Je vous remercie pour vos compliments et vos exigences, qui sont fort légitimes.
Le 13 avril dernier, la loi que vous avez vous-même proposée, que le Gouvernement a soutenue et qui vise à la prise en compte des nouveaux indicateurs de richesse dans la définition des politiques publiques a été promulguée. C'est une loi de progrès. En effet, elle nous conduit à nous interroger sur la qualité de la croissance, d'abord pour la définir, puis pour identifier les moyens de l'améliorer. En d'autres termes, il s'agit de choisir une palette d'indicateurs complémentaires du produit intérieur brut, offrant une vision plus complète et plus juste de l'évolution du pays. Complémentaires du produit intérieur brut (PIB) et non pas alternatifs, car il ne s'agit pas de remplacer le PIB – cela n'aurait pas de sens –, et encore moins d'abandonner tous nos efforts pour consolider la reprise qui est en marche : nous atteindrons plus de 1 % de croissance cette année, et nous prévoyons 1,5 % l'année prochaine.

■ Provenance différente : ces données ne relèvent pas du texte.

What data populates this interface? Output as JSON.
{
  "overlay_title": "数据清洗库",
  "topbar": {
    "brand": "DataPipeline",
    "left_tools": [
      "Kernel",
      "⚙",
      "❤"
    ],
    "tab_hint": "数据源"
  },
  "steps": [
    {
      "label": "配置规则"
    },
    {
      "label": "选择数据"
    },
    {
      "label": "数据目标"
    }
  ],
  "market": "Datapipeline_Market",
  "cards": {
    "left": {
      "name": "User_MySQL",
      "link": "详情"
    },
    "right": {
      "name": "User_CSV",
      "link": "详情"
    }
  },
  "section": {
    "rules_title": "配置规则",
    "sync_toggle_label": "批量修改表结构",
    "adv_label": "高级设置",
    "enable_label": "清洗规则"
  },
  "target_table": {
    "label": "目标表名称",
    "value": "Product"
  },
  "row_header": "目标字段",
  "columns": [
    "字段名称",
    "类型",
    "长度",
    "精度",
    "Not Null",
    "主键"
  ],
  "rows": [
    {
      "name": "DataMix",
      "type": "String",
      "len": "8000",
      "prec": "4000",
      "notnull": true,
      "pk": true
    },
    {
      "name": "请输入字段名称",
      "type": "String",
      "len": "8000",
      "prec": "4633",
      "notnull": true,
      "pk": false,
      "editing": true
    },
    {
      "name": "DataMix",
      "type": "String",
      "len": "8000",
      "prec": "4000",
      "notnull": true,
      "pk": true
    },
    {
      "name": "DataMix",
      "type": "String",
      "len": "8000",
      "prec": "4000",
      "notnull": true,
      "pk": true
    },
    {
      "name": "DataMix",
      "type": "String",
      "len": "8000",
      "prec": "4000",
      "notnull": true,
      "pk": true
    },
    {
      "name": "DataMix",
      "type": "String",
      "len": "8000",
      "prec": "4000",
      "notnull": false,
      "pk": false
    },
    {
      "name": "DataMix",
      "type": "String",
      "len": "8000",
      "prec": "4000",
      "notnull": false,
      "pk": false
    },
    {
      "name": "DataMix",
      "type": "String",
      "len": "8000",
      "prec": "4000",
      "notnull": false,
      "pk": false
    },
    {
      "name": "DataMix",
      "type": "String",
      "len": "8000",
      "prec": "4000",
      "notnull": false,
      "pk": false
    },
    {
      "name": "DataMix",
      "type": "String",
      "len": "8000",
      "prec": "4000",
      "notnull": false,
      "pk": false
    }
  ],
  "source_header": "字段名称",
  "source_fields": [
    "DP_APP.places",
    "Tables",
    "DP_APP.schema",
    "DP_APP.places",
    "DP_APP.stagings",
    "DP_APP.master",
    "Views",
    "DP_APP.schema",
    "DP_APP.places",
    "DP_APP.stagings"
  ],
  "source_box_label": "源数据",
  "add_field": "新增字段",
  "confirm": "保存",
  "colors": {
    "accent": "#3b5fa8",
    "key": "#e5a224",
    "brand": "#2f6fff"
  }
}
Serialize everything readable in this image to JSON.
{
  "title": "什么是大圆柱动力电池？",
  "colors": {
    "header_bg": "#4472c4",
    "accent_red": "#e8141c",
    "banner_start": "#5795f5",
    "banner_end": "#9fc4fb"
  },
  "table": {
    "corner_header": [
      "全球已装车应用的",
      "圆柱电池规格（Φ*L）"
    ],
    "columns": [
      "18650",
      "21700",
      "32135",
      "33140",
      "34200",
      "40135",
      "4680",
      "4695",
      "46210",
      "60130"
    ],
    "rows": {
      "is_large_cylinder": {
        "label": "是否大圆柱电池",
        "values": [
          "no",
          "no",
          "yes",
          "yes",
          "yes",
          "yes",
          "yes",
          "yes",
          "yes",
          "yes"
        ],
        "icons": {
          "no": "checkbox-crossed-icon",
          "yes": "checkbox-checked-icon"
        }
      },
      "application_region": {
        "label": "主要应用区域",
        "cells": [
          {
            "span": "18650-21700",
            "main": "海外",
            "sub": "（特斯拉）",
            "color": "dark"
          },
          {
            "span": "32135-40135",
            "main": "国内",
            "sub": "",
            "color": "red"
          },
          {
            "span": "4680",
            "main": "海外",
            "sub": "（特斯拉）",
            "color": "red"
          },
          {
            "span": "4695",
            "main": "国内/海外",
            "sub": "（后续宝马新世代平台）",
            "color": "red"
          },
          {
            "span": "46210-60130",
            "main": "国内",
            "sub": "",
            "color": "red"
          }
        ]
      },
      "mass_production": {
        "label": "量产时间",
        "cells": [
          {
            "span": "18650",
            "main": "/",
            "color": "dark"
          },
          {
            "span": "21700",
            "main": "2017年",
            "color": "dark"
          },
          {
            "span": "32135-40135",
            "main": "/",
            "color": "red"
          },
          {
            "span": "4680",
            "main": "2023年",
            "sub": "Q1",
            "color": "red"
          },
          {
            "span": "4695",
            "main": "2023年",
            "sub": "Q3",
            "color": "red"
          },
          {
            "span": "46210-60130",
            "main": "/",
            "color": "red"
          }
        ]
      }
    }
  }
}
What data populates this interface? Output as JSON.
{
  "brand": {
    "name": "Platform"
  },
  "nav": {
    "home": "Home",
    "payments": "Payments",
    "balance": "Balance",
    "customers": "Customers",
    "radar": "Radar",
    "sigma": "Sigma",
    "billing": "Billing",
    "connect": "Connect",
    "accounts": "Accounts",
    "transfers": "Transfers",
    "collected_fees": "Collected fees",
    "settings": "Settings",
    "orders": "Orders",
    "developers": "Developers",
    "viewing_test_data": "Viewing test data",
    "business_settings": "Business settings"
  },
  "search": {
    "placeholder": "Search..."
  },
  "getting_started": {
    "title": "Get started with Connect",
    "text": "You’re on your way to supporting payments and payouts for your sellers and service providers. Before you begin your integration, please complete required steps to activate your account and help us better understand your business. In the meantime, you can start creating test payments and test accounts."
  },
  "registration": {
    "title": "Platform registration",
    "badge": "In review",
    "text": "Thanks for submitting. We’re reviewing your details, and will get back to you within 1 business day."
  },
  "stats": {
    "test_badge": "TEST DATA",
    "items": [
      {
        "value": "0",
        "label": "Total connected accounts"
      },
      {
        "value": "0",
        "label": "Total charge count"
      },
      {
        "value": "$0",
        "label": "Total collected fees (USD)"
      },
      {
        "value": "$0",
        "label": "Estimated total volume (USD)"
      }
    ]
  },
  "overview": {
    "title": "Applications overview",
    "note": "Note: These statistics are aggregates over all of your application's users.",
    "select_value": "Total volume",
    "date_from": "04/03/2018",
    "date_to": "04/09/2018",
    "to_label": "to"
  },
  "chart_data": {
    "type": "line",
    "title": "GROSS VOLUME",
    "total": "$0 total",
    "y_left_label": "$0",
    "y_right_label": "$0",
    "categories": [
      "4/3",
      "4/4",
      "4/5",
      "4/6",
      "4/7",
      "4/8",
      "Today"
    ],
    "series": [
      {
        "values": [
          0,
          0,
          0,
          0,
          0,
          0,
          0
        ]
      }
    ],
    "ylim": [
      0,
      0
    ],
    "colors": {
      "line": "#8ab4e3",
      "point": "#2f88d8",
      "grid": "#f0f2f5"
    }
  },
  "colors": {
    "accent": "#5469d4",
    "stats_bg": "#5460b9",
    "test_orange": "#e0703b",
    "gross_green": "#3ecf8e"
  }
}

Pour construire ce tableau de bord d'indicateurs, nous nous sommes appuyés sur le travail qui a été mené par France Stratégie et le CESE, travail de très grande qualité, chacun en conviendra. La consultation citoyenne qu'ils ont organisée a permis de dégager dix thèmes prioritaires pour les Français avec, pour chacun d'entre eux, des propositions d'indicateurs. Je sais d'avance que certains d'entre vous se demandent pourquoi le Gouvernement n'a pas retenu à la lettre les dix indicateurs proposés. Mais je tiens à les rassurer : il ne faut y voir aucune malice, au contraire, puisque nous avons retenu un indicateur, l'artificialisation des sols, pour lequel l'évolution de ces dernières années n'est pas particulièrement favorable. Nous avons voulu privilégier les indicateurs dont la mesure est fiable, avec un dernier point dans le temps qui soit le plus récent possible, et permettant des comparaisons européennes. C'était le cas pour la plupart des propositions du CESE et de France Stratégie. Nous avons néanmoins effectué quelques ajustements, notamment en arbitrant entre les indicateurs phares ou les indicateurs complémentaires proposés par le CESE et France Stratégie, tout en respectant les résultats de la consultation citoyenne, car c'est bien cela le plus important. À la publication du rapport, le CESE a ainsi considéré que le Gouvernement avait effectivement repris ses propositions – c'était pour nous un objectif essentiel – mais je pourrai bien sûr revenir en détail sur les ajustements auxquels nous avons procédé si vous le souhaitez.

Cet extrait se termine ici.